What do McDonald’s, John Lewis and Amazon have in common? They’re all companies that were created to take advantage of change – whether it’s societal change, supply chain advances or the arrival of e-commerce. Their founders built visionary businesses that disrupted their respective industries and the established players that had created those industries.
Much like the agile tech start-ups of today, these businesses were built to capitalise on change. But taking advantage of digital technology and the new expectations of consumers isn’t just the realm of companies founded since the advent of the smartphone. It’s about re-modelling, too.
Companies – many of them over 100 years old – are rebuilding their businesses around digital technology. They have to, and every business has to be ‘digitally remastered’, as Gartner analyst Mark Raskino puts it. Those that don’t become irrelevant.
>See also: 5 fundamental elements of digital disruption
Take Pearson, which was founded in 1844. Over the past five years, it transformed itself from the world’s largest educational book publisher to a successful digital learning platform.
And then there’s Ordnance Survey, which was founded in 1791. It has transformed itself from the world’s largest producer of maps to a digital business that opens up its data to help governments, companies and individuals be more effective around the world.
Companies like Pearson and Ordnance Survey are doing this by becoming digital platforms. But how?
Bridging the gap
Most Global 2000 companies that were founded 50 to 100 years ago still operate with a product-based value chain. They spent decades investing to deliver products that generate profits in the pre-digital world.
Sure, they invested in technology – backend systems, websites and maybe even a web sales channel. But most of this investment and optimisation happened in a different world.
Now, smartphones are ubiquitous – they’ve become the dominant digital experience. The cloud has become the norm and the Internet of Things is taking off. Customers expect services to move at ‘app store pace’ – they want new features quickly, and updates every two weeks.
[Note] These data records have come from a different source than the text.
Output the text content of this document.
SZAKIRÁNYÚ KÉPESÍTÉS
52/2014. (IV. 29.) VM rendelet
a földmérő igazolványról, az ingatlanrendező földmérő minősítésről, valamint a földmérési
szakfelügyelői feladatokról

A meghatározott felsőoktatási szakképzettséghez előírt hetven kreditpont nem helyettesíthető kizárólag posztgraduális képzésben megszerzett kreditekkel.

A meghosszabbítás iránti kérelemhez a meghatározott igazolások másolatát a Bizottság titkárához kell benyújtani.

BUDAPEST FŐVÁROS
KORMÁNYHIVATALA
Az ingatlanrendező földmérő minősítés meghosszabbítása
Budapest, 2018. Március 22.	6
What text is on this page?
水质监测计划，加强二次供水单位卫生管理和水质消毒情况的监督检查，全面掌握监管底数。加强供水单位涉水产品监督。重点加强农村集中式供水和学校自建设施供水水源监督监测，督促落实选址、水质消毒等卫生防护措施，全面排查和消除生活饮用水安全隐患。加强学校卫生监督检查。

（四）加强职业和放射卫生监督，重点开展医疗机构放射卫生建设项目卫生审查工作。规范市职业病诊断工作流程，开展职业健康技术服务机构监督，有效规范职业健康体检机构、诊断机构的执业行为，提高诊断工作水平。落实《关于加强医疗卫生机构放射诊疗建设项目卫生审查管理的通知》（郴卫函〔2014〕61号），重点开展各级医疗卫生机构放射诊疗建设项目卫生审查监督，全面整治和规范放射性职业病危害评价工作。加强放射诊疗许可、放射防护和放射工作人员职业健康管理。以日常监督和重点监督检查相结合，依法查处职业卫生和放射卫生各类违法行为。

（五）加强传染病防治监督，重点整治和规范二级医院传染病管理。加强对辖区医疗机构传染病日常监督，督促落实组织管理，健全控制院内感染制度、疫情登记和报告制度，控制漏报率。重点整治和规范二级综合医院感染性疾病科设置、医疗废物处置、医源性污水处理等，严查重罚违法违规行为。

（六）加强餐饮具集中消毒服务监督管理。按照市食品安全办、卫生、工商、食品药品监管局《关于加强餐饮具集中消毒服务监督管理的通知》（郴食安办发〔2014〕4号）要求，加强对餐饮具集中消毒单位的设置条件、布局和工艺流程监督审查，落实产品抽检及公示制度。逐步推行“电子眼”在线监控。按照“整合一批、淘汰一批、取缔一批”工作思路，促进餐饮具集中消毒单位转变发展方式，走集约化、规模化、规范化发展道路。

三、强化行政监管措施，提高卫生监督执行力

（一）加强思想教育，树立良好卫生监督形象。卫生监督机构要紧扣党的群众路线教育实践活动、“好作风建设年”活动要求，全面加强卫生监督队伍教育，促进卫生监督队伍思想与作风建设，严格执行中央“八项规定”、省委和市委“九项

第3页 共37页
This has created a tremendous mismatch between what everyone wants and what enterprises can deliver. Companies that try to repurpose their systems of record to create connected experiences for customers find it is a very painful process and mostly a losing proposition.
The only way to enable the enterprise to deliver apps and experiences at the speed of the app store and at enterprise scale while enabling existing backend systems to keep running reliably and securely is to engage ‘two-speed IT’.
Old technology doesn’t work for this new approach. It requires new technology in the enterprise stack. It requires building a system of engagement to bridge the systems of record and the interaction layer. This is an application programming interface (API) platform, and it sits on top of systems of record.
‘Software is eating the world’ is a statement in danger of becoming a cliché, and yet it remains a prescient observation of the way in which every business is becoming a software business. A more important observation is how critical developers are to this transformation for every business function.
Apps have now become the way consumers discover and use services. If the app is poor, the product is poor. Similarly, APIs are the defacto way that both apps and third party companies integrate. If APIs are poor, the product is poor.
Developers build on platforms – on the layers that sit on top of backend systems – and enable secure access to the data that powers apps. They’ve conquered the phone, building on iOS, Android and Windows platforms, and are well on their way to conquering the car, the factory, wearables, healthcare, and pretty much everything else.
To move at app store speed, these developers need to be served. Every business has to have a vibrant developer ecosystem, whether it’s a team of developers inside the corporate firewall, or thousands of developers ‘in the wild’.
The platform business equation
What’s the lifeblood of connected and intelligent apps and experiences? Data. And data is something that long-established companies have a lot of.
All of this data is stored in systems of record, and it’s all got to be liberated for developers. That’s how they build the experiences that drive a company’s interaction with customers who are holding connected devices – or wearing them, or driving them, or controlling the temperature of their homes with them.
By bringing data that is liberated from long-standing systems of record together with a vibrant developer ecosystem and platform technology, 100-year-old companies can remake themselves into platform businesses and, ultimately, remain relevant.